Strong bones. Vitamin A and D in dairy, including butter, is essential for the absorption of calcium into the bones. I'm sure you've heard that having low-fat dairy supposedly helps build strong bones. Remember these vitamins are fat soluble, so when you have something like skim milk, you are not even absorbing the calcium!

Preventing arthritis. Butter has an “anti-stiffness” factor that prevents calcification of the joints (aka degenerative arthritis).

Anti-tumor and anti-aging properties. Saturated fat found in butter has anti-tumor and anti-aging properties. And you thought saturated fat was evil!

To learn more, check out “
Why Butter Is Better” on the Weston A. Price Foundation website.

By now most people are aware of the dangers of hydrogenated oils and “trans-fats” and as a result no longer purchase products like margarine. However, I still see other kinds of fake butters out there, made from things like olive oil and soy. They may boast that they contain no trans-fats, but they are still made up of highly processed, rancid vegetable oils. Yes, rancid. They also have colors added to them because margarine and other fake spreads are actually lovely shade of gray. Yum!

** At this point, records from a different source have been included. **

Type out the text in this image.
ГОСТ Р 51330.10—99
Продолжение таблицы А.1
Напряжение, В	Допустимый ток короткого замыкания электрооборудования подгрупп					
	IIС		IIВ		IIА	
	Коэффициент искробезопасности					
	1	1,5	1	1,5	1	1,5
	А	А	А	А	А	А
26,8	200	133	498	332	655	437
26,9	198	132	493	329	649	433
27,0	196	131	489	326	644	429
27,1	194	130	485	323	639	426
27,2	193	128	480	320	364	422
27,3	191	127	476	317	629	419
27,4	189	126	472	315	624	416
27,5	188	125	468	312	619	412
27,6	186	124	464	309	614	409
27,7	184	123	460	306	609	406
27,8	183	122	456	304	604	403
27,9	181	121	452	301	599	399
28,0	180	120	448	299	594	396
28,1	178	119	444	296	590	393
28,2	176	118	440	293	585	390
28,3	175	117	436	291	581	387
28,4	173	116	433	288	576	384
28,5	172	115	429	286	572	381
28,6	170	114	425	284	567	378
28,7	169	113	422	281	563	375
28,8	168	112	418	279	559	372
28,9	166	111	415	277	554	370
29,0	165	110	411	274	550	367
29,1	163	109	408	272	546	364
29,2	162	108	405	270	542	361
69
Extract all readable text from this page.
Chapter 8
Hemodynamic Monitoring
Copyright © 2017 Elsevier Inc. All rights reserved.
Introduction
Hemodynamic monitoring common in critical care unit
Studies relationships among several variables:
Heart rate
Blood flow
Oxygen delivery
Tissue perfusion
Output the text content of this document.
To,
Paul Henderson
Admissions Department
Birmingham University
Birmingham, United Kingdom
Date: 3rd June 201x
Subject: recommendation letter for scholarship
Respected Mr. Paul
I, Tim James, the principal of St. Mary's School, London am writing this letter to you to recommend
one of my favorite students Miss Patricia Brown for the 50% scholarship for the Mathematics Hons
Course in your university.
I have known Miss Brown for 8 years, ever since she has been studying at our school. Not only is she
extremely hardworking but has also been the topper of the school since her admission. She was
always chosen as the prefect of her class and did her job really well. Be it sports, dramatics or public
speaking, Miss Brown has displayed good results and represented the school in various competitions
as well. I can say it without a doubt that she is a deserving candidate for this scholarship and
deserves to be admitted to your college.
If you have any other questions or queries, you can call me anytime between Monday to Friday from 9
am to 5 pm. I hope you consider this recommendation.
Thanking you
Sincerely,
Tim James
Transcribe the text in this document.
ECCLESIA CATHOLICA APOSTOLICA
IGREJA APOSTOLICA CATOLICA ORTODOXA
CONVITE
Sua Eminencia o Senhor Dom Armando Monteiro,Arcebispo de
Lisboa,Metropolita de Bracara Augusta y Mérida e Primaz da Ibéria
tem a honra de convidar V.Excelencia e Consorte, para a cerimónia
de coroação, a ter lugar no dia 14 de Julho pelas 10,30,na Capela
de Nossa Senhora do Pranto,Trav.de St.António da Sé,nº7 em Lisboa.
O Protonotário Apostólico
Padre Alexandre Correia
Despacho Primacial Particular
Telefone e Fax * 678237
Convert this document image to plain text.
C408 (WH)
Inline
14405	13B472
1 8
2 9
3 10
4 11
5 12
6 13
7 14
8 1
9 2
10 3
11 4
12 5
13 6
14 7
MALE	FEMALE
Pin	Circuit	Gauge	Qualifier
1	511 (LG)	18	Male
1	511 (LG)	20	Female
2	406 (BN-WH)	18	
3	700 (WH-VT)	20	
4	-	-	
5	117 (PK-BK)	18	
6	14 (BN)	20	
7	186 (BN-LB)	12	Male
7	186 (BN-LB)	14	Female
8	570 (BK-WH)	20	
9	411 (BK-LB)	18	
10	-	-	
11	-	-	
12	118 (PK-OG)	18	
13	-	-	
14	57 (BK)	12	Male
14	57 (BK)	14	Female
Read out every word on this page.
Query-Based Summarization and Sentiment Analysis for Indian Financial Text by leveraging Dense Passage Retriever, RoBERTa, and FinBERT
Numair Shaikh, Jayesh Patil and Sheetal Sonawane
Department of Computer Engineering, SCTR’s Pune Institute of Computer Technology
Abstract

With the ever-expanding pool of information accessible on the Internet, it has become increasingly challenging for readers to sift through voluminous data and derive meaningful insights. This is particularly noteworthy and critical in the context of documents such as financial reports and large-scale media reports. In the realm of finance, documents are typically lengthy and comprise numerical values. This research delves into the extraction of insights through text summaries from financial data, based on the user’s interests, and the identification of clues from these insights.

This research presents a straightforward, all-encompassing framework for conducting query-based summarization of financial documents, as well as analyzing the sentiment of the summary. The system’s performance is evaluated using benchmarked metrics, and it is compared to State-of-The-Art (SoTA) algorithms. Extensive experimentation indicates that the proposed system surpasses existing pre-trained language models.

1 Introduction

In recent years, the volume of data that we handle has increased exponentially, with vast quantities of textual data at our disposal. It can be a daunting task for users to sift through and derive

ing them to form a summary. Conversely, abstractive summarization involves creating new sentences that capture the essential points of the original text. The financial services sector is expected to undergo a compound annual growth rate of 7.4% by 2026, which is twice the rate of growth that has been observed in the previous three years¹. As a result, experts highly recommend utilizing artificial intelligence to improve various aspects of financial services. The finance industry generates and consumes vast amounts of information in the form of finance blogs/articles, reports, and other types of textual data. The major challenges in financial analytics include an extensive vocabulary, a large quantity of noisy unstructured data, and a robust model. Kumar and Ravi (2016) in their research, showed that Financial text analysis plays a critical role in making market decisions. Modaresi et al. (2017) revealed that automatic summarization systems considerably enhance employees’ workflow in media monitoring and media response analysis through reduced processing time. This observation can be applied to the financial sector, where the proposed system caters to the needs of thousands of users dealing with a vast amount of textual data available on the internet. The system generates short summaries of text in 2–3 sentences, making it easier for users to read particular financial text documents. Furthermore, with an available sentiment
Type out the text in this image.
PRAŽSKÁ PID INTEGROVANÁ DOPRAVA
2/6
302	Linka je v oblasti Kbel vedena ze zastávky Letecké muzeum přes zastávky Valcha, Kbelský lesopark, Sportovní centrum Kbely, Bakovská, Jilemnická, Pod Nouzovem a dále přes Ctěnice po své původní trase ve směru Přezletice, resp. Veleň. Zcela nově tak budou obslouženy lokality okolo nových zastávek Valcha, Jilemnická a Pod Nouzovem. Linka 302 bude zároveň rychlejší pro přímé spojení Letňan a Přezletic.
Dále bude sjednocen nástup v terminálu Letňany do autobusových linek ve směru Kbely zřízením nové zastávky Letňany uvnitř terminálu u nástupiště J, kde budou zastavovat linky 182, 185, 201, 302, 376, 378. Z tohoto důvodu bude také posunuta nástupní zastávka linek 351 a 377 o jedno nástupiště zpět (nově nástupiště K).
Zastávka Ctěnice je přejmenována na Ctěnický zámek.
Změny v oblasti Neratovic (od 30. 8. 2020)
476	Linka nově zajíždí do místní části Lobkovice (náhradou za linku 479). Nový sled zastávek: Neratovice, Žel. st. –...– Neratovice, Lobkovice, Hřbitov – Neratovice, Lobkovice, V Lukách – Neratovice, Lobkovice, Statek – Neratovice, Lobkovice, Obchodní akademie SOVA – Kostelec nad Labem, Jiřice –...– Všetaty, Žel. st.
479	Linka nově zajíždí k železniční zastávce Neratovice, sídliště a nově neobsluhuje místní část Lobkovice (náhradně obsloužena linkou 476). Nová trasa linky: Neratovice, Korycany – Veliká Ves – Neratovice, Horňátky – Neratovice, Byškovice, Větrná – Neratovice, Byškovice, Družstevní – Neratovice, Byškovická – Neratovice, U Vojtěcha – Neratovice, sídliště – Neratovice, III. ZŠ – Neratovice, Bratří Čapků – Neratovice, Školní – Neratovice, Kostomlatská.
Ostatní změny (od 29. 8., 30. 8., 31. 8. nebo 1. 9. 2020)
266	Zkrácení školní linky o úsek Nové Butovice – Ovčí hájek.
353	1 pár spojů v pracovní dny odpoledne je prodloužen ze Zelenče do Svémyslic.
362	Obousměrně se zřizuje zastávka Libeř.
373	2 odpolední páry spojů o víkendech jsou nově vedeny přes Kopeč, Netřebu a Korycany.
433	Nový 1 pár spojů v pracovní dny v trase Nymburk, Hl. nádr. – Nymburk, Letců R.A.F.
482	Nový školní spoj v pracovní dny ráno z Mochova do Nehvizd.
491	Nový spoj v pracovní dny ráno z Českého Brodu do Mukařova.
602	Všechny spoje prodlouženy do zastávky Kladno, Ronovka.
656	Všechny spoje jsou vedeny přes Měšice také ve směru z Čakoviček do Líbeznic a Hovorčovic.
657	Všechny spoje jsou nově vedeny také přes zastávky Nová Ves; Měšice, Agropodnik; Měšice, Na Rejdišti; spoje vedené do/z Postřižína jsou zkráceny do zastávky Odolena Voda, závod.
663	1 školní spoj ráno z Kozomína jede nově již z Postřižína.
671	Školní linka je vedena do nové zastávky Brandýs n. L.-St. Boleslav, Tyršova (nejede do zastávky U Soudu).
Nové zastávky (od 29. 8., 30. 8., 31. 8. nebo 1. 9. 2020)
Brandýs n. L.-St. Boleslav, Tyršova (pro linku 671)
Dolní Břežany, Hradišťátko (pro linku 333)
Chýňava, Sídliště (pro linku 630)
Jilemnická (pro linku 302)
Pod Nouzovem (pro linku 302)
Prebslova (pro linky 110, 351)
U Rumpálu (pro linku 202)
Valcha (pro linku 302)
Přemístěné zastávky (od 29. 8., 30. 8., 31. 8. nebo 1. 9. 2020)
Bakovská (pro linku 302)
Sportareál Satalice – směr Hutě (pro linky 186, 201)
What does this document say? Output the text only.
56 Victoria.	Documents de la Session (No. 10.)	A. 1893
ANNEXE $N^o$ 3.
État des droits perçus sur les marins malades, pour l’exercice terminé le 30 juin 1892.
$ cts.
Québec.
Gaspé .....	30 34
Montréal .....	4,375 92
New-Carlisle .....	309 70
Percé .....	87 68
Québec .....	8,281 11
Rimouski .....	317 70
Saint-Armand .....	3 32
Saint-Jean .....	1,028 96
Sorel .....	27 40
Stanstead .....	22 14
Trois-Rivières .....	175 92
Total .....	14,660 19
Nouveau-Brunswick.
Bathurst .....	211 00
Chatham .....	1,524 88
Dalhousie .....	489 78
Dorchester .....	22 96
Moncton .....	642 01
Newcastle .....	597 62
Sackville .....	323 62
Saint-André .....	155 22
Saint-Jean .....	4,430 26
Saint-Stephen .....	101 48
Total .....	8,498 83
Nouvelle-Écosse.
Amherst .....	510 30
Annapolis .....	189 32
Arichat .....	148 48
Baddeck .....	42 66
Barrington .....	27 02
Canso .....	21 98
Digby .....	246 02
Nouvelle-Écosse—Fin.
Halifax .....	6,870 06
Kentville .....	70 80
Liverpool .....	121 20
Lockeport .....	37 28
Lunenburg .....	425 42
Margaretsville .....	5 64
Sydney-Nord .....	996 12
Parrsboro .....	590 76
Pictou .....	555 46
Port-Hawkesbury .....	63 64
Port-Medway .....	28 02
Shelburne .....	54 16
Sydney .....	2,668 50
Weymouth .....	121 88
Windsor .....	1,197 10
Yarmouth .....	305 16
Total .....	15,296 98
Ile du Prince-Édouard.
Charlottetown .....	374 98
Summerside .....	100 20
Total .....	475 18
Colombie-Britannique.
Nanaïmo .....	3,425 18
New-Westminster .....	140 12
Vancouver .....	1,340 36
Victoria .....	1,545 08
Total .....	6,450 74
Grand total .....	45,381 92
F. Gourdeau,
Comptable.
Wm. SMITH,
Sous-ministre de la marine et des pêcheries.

So go for the real thing. Raw and cultured butter is the best, but since it can be hard to find, the next best thing is organic. Try very hard to find butter that is made from grass-fed cows. The nutrient levels will be much higher.

I’m sure I don’t have to tell you what to do with butter, but in any case here’s a recipe that will showcase it nicely:

Butter and Radishes

A couple of bags of radishes
Softened organic butter
Sea salt

Slice off the top of the radishes so that the bottoms are flat. With a small sharp knife, cut a cone-shaped opening in the top of each radish. Fill with softened butter and sprinkle with sea salt. Enjoy!

1 comment:

  1. Heather, this is so great! I can't wait to follow and get updates from you :) Congratulations!